Hurqualia (1960), subtitled “A Different Realm,” is unexpectedly vibrant and active. The pensive opening is shattered by percussion and aggressive repeated notes, including a propulsive minor-third gesture not unlike that in Ride of the Valkyries. There are three groups of amplified instruments; one includes a musical saw, and another playing in unison (oboe, English horn and E-flat clarinet) sounds particularly non-Western. I confess to using the 1990 Accord (201 692, a three-disc set of Scelsi’s complete works for orchestra and chorus with orchestra) to test-drive headphones and speakers, because Hurqualia has such a rich variety of colors and timbres.

Most all of Scelsi’s titles are strange: Konx-Om-Pax (1968) links the word “peace” in Assyrian, Sanskrit and Latin. Its subtitle is “Three Aspects of Sound as the first movement of the Immovable; as Creative Force; as the syllable ‘Om’.” The work opens quietly with a delicate harp texture that has been captured very well here. The short second movement exposes blinding power, and a chorus is introduced in the finale — waves and valleys of sustained single pitches become dissonant chords.

The Accord set mentioned above is a cornerstone of the Scelsi fan’s collection. No two recordings of Scelsi’s orchestral music sound the same. This is a boon for the Scelsi lover who scoops up every recording, but it points out a flaw in Scelsi’s largest scores. The notation often fails at providing complete and incontrovertible instructions as to how instruments in large ensembles should be balanced. I base my remarks on seeing the Quattro Pezzi (su una nota sola) (1959) in the Koussevitsky Collection at the Boston Public Library. (That Koussevitsky had a Scelsi score in his possession boggles the mind!) In the denser textures, every instrument has its own dynamics, different from all the others. Almost every note has a dynamic, and sometimes one note ends with a decrescendo and the next begins with a crescendo; it’s not clear from what dynamic the second note should start. Conductors usually solve these problems themselves, but sometimes the publisher distributes a more completely edited score (a page from the Quattro Pezzi appears in the catalog put out by Scelsi’s publisher Salabert, and unclear dynamics are evident).
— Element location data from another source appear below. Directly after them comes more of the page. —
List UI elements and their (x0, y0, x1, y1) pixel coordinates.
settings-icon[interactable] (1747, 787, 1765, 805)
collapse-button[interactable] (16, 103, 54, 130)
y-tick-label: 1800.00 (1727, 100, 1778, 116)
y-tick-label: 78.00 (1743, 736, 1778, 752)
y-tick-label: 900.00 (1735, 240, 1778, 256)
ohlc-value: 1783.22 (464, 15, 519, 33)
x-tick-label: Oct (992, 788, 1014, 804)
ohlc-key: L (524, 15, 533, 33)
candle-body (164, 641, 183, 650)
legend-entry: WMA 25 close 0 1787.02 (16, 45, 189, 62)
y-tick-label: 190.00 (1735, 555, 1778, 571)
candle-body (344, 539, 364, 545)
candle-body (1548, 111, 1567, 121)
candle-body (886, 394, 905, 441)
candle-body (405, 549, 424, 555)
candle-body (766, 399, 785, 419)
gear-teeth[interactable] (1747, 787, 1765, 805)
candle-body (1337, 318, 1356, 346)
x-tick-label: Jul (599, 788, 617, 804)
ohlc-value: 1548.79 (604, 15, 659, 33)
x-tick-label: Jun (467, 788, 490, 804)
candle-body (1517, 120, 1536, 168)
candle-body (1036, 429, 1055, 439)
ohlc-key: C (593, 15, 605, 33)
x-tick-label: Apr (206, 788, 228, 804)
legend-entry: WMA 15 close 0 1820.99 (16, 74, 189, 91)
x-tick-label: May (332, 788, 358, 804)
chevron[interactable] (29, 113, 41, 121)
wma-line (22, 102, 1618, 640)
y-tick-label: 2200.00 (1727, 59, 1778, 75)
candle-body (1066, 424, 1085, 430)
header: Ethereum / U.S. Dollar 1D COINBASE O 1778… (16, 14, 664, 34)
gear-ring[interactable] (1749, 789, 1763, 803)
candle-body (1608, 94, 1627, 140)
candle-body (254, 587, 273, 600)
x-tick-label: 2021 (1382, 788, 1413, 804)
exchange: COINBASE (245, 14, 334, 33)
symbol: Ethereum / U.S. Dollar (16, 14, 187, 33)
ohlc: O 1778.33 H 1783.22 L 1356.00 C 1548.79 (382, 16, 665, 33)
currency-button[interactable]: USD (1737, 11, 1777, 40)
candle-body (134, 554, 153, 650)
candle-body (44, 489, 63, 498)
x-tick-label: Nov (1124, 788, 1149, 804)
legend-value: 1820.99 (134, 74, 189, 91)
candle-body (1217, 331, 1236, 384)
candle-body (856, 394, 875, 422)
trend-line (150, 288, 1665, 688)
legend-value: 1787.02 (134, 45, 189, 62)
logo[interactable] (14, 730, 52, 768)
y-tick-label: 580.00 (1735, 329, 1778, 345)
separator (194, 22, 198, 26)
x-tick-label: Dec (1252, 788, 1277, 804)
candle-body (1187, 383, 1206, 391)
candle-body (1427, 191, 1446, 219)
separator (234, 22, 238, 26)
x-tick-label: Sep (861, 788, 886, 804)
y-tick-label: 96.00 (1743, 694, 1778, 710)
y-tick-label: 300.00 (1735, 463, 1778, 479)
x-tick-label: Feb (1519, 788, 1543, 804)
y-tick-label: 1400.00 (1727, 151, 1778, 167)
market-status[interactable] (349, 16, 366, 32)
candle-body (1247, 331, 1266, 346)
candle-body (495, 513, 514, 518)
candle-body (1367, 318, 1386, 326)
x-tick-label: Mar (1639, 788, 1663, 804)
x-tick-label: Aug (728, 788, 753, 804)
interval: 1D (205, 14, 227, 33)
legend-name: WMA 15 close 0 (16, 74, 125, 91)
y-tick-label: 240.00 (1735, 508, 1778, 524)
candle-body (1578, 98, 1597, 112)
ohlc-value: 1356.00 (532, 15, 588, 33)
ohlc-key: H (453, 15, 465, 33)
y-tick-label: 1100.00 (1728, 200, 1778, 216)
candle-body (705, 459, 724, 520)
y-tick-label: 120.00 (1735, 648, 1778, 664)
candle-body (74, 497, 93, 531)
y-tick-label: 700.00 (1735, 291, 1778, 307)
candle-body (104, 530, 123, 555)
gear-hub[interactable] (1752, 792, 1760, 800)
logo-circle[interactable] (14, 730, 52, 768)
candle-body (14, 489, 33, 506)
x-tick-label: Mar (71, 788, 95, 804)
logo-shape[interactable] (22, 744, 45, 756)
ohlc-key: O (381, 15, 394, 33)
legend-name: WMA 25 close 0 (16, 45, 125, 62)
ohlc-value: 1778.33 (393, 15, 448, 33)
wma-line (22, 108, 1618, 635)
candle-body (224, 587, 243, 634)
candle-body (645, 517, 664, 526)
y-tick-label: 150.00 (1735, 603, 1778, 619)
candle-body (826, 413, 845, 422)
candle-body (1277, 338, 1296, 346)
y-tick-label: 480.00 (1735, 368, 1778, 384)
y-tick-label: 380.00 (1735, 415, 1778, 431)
This is the second volume in Mode’s ongoing Scelsi series, promisingly titled “The Orchestral Works I,” and it makes a perfect introduction to the composer. The orchestral music is much grander and mellower than in the Accord set, and the combination of miniature vocal works and enormous orchestral ones makes very clear Scelsi’s non-Western interests and preoccupations. Juan Pablo Izquierdo commands the Carnegie Mellon Philharmonic with a greater evenness and zest than I hear in his disc of Xenakis and Varèse (Mode 58), and I can’t wait for more. In truth, it’s easier to listen to Scelsi than to describe his music. I recommend this disc wholeheartedly.